Manikya Lal Verma Govt. Textile and Engineering College (previously known as Manikya Lal Verma Textile Institute or MLVTI) is an autonomous engineering institute of the government of Rajasthan managed by Manikya Lal Verma Textile Institute society in Bhilwara, Rajasthan, India.

==History==
Originally, MLVTEC was a polytechnic college as the joint venture of the government of Rajasthan and the Bhilwara group of industries (now known as the LNJ Bhilwara group). It was upgraded to a full engineering institute in 1988. The goal of the institute was to produce textile technocrats to fulfill the industrial demand of Bhilwara. In 1994, the college added the Textile Chemistry discipline. Currently, the institute is producing 200 textile engineers per class year.

In 2001, the college added an engineering degree in Information Technology. It added an Electronics and Communication Engineering degree in 2003. The expansion in IT-related fields was due to added focus on these subject areas from the government. Additionally, expansion allowed the physical resources of the college to be better used.

Further continuing the expansion mode two new engineering degrees, Textile Engineering in 2006 and Mechanical Engineering in 2007, were added by the college.

The college has fully fledged Wi-Fi campus. Apart from that college provides industrial tours, seminars from dignitaries. The college has separate hostel for both boys and girls.
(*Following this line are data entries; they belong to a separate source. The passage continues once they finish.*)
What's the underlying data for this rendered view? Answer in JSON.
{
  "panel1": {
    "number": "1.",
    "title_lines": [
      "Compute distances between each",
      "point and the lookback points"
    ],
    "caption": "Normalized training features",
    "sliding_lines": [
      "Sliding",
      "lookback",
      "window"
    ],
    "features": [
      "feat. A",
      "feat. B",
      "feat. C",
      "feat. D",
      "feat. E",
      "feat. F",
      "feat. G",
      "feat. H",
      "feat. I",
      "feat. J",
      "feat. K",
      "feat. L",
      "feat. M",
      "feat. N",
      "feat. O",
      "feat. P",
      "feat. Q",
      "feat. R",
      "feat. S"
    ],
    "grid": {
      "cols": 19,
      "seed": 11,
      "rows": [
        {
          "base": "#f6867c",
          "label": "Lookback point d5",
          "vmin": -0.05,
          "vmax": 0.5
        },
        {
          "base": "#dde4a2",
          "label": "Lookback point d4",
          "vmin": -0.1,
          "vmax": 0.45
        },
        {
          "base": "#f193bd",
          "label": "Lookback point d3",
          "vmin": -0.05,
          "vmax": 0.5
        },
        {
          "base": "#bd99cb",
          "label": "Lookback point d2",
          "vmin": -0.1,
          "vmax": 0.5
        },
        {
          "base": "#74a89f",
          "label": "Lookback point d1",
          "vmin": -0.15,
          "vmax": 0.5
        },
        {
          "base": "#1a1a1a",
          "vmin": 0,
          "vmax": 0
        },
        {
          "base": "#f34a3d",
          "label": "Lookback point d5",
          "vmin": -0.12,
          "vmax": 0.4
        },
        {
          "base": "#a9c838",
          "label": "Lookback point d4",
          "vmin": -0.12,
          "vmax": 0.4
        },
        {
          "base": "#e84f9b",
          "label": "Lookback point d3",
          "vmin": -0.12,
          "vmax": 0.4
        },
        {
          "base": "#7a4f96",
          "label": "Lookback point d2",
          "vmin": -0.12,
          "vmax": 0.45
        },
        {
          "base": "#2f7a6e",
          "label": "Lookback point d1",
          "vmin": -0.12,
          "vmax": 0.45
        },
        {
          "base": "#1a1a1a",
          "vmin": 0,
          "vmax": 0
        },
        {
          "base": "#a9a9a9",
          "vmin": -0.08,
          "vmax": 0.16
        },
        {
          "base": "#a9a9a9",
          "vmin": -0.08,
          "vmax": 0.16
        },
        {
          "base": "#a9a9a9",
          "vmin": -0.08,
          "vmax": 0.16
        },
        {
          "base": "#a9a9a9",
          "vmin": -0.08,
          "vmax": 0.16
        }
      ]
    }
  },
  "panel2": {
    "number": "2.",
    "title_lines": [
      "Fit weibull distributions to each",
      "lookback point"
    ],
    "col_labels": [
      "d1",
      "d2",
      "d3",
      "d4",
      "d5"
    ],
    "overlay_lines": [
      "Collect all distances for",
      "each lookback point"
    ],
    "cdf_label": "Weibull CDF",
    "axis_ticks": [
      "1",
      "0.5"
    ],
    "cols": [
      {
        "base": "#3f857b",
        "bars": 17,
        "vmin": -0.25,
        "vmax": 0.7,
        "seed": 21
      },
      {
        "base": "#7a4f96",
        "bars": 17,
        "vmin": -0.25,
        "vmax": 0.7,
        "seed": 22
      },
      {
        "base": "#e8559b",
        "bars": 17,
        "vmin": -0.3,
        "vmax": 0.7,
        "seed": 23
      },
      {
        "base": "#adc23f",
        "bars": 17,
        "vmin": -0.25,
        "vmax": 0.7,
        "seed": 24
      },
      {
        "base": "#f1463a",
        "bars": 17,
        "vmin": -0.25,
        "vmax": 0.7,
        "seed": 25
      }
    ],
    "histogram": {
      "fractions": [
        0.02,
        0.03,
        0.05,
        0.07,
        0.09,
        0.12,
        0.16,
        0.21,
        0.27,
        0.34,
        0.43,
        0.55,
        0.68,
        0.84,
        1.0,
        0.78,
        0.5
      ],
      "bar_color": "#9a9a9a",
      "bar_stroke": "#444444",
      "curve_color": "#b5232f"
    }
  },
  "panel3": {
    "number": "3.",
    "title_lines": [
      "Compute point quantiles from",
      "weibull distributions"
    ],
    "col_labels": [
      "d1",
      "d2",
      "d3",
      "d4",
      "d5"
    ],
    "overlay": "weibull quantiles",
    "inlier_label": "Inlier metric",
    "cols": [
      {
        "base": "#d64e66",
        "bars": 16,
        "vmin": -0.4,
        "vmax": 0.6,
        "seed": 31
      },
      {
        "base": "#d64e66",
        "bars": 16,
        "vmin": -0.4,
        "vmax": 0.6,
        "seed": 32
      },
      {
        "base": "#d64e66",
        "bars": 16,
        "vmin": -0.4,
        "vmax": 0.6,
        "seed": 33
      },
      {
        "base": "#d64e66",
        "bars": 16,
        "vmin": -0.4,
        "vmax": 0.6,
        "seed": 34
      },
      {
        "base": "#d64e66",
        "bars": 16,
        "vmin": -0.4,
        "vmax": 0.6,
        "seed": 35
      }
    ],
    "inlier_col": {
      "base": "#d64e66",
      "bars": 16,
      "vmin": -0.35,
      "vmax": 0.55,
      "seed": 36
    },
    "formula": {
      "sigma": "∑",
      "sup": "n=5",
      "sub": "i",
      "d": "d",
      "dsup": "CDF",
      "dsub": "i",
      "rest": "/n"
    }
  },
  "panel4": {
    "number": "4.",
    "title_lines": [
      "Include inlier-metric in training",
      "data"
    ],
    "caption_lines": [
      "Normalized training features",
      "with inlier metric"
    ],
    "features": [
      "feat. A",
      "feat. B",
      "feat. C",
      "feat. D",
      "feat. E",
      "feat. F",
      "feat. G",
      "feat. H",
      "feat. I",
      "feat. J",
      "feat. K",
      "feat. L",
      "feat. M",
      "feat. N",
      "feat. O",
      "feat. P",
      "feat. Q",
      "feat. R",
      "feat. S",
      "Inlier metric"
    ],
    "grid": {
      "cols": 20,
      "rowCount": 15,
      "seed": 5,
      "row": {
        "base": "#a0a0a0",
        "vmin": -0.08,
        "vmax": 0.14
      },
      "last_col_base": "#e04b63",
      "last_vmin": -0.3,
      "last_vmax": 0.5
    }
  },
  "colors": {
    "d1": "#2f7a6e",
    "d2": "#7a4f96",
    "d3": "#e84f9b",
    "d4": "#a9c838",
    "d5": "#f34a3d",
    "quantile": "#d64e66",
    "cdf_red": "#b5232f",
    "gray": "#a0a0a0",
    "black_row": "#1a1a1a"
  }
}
The college celebrated its silver jubilee on 15 November 2014 in a gala manner.

== Industrial services ==

The institute provides services for the industry, including:
- Consultancy services to solve technical problems.
- Commercial testing of textile materials like fibers, yarns, fabrics, dyes and chemicals, etc.
- Project preparation and appraisal.
- Computer equipment services like computer aided designing (CAD), computer color matching (CCM), etc.
- Organizing short-term courses.
- Preparation of yarn and fabric samples, etc.
- Production on various machines.
- In plant training program for managerial staff supervisor and workers.